Questions and discussion for this lecture live here. Fire away by hitting Reply below 
I think the reason the beam oscillates is the presence of three forces: the external force, the inertia force, and the internal stiffness force. The little red arrows you drew are not the inertia forces, but represent the restoring force caused by the enlarged beam deformations, which pulls the beam back toward its static equilibrium position. The inertia forces actually act in the opposite direction. In other words, the restoring forces drive the beam toward its static position, while the inertia forces cause it to deviate from it.
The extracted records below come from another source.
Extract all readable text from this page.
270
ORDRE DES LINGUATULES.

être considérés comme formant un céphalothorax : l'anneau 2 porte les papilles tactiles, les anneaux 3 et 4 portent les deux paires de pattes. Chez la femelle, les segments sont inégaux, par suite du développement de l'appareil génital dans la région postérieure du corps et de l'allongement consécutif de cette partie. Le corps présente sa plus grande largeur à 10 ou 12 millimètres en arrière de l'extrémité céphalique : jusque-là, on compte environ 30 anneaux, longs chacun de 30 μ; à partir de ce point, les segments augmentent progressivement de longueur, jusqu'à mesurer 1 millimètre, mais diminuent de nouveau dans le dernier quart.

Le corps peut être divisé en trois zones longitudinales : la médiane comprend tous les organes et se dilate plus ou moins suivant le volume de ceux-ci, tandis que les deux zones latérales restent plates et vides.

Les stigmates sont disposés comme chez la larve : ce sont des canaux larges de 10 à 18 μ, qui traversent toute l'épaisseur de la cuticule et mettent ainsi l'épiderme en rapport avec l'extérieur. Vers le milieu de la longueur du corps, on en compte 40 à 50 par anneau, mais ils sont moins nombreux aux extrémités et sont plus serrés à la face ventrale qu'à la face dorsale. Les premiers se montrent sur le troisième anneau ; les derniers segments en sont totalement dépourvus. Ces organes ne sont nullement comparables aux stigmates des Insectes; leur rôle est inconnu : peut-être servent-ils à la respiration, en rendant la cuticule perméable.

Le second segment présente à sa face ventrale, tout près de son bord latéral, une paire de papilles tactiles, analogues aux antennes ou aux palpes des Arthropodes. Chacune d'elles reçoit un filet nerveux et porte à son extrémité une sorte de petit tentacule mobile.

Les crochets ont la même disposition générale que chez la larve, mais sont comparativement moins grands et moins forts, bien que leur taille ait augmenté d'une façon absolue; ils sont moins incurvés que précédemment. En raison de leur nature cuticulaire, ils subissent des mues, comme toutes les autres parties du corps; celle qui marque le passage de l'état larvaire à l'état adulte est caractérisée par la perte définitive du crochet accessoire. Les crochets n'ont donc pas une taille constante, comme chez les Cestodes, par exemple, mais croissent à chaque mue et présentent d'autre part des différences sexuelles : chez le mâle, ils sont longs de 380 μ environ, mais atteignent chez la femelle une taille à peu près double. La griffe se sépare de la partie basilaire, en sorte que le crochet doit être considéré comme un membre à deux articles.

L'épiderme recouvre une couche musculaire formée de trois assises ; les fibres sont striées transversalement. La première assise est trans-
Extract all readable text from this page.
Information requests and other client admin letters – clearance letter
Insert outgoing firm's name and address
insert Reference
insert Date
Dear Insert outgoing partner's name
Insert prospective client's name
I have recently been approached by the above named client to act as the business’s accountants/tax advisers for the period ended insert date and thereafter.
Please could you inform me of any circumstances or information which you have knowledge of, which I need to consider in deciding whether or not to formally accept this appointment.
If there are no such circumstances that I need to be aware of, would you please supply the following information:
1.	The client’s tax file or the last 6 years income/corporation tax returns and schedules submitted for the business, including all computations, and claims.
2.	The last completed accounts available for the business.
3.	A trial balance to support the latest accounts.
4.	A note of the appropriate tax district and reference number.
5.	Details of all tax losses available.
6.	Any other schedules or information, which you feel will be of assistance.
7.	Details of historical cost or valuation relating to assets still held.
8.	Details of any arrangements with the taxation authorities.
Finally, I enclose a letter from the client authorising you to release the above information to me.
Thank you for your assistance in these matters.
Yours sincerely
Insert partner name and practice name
Hey @Kamil - this can be confusing, and I could have done a much better job explaining it. In fact, I will return to this lecture and improve it for clarity.
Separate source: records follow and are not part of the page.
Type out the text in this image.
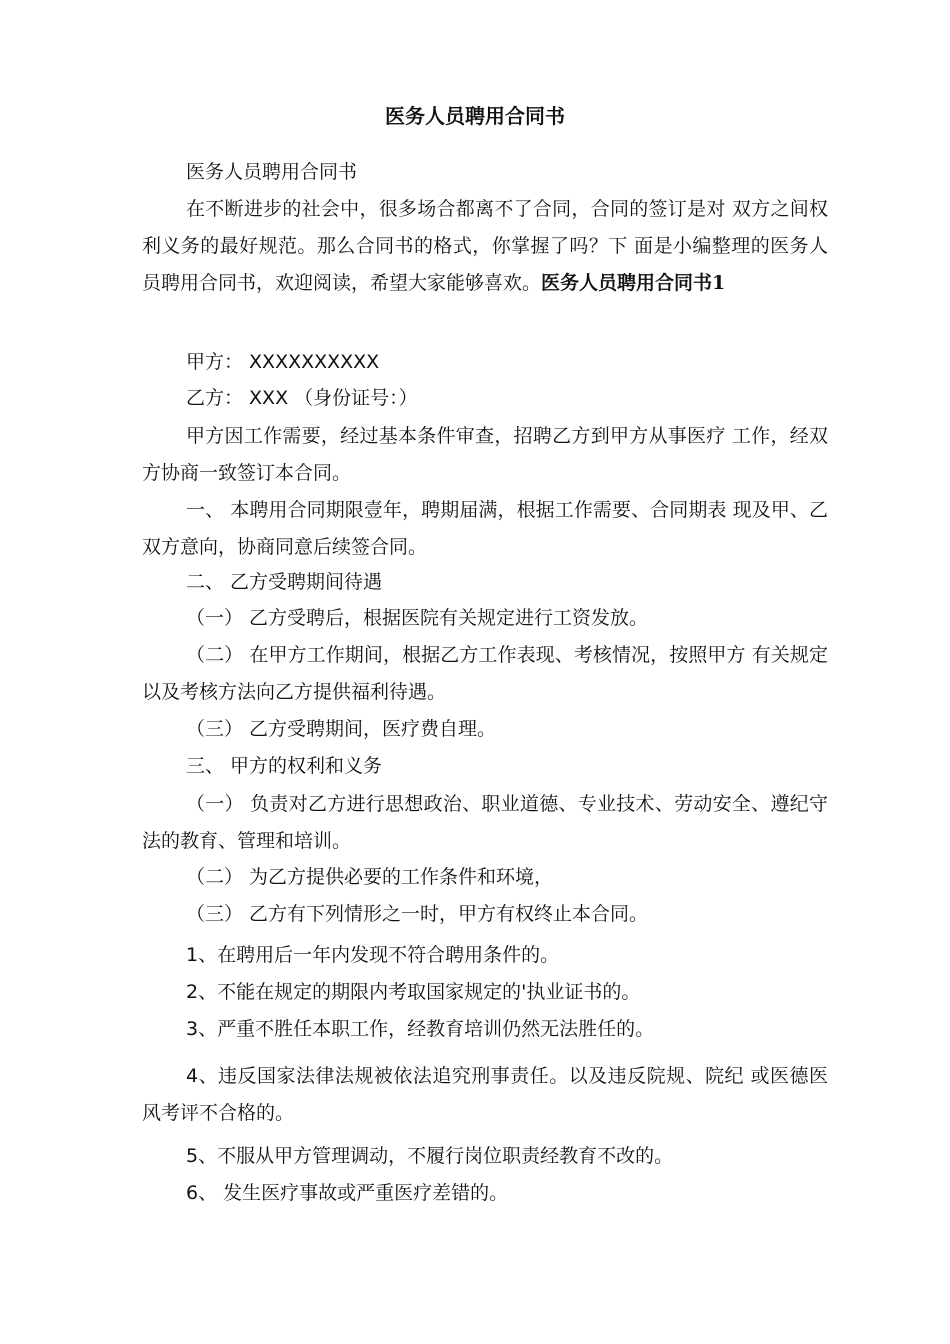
医务人员聘用合同书

医务人员聘用合同书

在不断进步的社会中，很多场合都离不了合同，合同的签订是对 双方之间权利义务的最好规范。那么合同书的格式，你掌握了吗？下 面是小编整理的医务人员聘用合同书，欢迎阅读，希望大家能够喜欢。医务人员聘用合同书1

甲方： XXXXXXXXXX

乙方： XXX （身份证号：）

甲方因工作需要，经过基本条件审查，招聘乙方到甲方从事医疗 工作，经双方协商一致签订本合同。

一、 本聘用合同期限壹年，聘期届满，根据工作需要、合同期表 现及甲、乙双方意向，协商同意后续签合同。

二、 乙方受聘期间待遇

（一） 乙方受聘后，根据医院有关规定进行工资发放。

（二） 在甲方工作期间，根据乙方工作表现、考核情况，按照甲方 有关规定以及考核方法向乙方提供福利待遇。

（三） 乙方受聘期间，医疗费自理。

三、 甲方的权利和义务

（一） 负责对乙方进行思想政治、职业道德、专业技术、劳动安全、遵纪守法的教育、管理和培训。

（二） 为乙方提供必要的工作条件和环境，

（三） 乙方有下列情形之一时，甲方有权终止本合同。

1、在聘用后一年内发现不符合聘用条件的。

2、不能在规定的期限内考取国家规定的'执业证书的。

3、严重不胜任本职工作，经教育培训仍然无法胜任的。

4、违反国家法律法规被依法追究刑事责任。以及违反院规、院纪 或医德医风考评不合格的。

5、不服从甲方管理调动，不履行岗位职责经教育不改的。

6、 发生医疗事故或严重医疗差错的。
In the meantime, let me restate the force balance as follows for clarity:
Let’s assume downwards is the positive vertical direction. A downward applied force produces a positive downward displacement (x) at the beam tip. The beam’s stiffness provides a restoring force upward, proportional to the displacement (F_restore = -kx).
Because acceleration (a) is 180° out of phase with displacement (x), the mass accelerates upward when the tip is displaced downward (and vice versa). The inertial effect (ma) therefore acts upward as well, in the same direction as the stiffness force.
The faster the external load is applied, the larger the inertial reaction becomes (because it’s proportional to acceleration), adding to the stiffness reaction in opposing the downward motion.
Note that in the video I’m showing an inertial force in the opposite direction to the acceleration - this is particularly confusing so I will clarify this with an updated lecture.
Thanks for posting!
S